Hoe een terrorist door de mazen van het sleepnet glipte
De arrestatie van de Amerikaanse terrorist David Coleman Headley, betrokken bij de aanslagen in Bombay in 2008, wordt door politici vaak gebruikt om de noodzaak van massasurveillance aan te tonen. Maar uit nieuwe informatie blijkt zijn bloedstollende verhaal eerder symbool te staan voor het falen van de inlichtingendiensten zelf.
Op dinsdag 10 mei 2011 houdt Mark Harper, de Britse Immigratie-minister, een gloedvol pleidooi in het Lagerhuis.

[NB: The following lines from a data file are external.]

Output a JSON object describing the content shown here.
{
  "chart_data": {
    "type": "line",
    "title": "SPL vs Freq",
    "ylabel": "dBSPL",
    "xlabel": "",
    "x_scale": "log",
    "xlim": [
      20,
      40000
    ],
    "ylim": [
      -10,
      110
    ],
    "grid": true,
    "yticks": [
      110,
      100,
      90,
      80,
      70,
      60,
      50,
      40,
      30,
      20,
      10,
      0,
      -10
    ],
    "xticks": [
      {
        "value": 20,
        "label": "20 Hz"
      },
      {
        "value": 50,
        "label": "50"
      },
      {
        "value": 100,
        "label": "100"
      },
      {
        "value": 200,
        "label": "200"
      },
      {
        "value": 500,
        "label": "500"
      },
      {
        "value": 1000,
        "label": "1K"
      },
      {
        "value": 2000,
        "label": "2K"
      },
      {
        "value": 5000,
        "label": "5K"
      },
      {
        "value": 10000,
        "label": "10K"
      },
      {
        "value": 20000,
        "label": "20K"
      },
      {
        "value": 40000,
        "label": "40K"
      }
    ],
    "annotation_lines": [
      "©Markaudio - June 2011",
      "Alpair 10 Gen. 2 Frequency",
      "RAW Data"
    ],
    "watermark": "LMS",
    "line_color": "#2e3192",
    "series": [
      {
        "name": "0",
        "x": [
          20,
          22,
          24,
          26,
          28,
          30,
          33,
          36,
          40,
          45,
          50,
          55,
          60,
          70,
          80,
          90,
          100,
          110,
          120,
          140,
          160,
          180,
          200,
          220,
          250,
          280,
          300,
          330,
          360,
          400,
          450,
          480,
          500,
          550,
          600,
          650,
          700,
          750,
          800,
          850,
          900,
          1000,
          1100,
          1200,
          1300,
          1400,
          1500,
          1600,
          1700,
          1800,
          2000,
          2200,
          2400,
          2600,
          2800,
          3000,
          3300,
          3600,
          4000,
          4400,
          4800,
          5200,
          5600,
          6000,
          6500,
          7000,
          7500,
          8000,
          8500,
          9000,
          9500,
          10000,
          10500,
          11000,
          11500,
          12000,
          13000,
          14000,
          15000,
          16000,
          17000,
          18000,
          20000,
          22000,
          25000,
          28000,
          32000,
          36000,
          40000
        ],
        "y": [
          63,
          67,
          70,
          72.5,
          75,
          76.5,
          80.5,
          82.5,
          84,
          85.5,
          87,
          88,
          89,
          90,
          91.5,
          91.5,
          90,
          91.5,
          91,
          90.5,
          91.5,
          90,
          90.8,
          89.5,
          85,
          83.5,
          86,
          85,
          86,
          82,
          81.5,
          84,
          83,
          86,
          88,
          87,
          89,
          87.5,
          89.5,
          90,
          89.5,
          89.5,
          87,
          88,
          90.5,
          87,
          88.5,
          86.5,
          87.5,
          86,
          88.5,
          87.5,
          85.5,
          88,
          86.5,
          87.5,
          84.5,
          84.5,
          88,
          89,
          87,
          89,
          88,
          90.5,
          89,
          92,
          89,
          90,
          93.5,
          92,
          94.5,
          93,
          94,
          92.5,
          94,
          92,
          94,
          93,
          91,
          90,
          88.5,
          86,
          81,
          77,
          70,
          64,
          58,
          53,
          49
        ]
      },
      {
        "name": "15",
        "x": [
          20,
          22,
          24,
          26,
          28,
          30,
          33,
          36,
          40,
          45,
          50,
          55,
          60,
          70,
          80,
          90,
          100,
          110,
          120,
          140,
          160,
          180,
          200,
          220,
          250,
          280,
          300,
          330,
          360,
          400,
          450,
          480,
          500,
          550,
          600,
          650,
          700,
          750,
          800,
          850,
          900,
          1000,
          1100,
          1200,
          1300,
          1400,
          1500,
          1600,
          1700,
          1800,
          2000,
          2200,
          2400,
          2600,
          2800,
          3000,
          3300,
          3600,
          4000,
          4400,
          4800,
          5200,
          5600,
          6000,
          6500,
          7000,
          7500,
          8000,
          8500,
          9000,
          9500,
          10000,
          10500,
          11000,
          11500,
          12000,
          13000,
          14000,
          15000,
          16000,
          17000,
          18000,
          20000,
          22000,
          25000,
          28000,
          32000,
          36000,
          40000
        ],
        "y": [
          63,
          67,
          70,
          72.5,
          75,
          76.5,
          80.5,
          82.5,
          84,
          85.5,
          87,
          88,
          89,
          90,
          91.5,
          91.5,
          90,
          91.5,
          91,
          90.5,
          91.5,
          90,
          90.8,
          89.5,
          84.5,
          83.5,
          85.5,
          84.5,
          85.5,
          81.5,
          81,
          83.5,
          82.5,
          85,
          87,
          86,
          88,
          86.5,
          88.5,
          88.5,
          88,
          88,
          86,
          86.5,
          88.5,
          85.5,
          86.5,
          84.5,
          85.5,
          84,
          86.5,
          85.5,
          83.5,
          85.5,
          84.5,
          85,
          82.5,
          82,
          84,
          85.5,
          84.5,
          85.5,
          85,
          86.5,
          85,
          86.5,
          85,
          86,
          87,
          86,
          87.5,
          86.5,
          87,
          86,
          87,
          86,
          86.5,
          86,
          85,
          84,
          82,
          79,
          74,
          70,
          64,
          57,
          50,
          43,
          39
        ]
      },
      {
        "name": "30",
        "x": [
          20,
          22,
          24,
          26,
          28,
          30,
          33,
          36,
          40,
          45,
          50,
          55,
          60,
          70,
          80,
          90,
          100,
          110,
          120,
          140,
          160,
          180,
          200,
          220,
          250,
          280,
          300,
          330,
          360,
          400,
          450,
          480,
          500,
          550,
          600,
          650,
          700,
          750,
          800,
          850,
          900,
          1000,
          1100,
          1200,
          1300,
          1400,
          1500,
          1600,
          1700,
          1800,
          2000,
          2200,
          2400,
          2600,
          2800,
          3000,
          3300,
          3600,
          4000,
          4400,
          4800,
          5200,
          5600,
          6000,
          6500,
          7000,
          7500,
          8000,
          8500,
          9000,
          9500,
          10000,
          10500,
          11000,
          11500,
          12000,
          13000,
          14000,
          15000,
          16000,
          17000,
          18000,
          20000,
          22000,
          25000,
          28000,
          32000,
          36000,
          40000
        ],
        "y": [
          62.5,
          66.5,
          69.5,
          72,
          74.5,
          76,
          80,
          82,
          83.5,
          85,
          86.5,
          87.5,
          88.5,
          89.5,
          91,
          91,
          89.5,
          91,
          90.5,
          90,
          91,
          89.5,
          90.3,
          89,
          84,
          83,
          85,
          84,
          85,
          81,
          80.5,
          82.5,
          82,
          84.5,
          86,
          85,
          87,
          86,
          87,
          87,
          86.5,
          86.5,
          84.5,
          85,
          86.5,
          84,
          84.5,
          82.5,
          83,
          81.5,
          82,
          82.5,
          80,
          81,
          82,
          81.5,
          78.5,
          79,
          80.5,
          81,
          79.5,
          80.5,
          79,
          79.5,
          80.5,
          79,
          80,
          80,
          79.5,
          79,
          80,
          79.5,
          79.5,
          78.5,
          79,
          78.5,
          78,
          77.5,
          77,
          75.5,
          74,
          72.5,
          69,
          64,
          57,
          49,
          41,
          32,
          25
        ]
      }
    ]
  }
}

Het onderwerp is de langdurige opslag van de boekingsgegevens van passagiers die Groot-Brittannië in- en uitreizen. Volgens Harper is deze massale opslag van persoonsgegevens noodzakelijk.
Dan valt de naam David Headley.
Deze Amerikaan was betrokken bij de aanslagen in Bombay op 26 november 2008, waarbij 166 mensen de dood vonden. In 2009 werd hij gearresteerd op verdenking van het beramen van een nieuwe aanslag, dit keer op het kantoor van de Deense krant Jyllands-Posten, dat de beruchte Mohammedcartoons publiceerde. De FBI had hem gevonden door passagiersgegevens uit te pluizen. Twee jaar geleden werd hij tot 35 jaar gevangenisstraf veroordeeld.
In de zomer van 2013 komt Headley weer in het nieuws. Een aantal hooggeplaatste Amerikaanse veiligheidsfunctionarissen vertelt parlement en pers dat de grootschalige surveillanceprogramma’s van de National Security Agency belangrijk zijn geweest om Headley te pakken te krijgen.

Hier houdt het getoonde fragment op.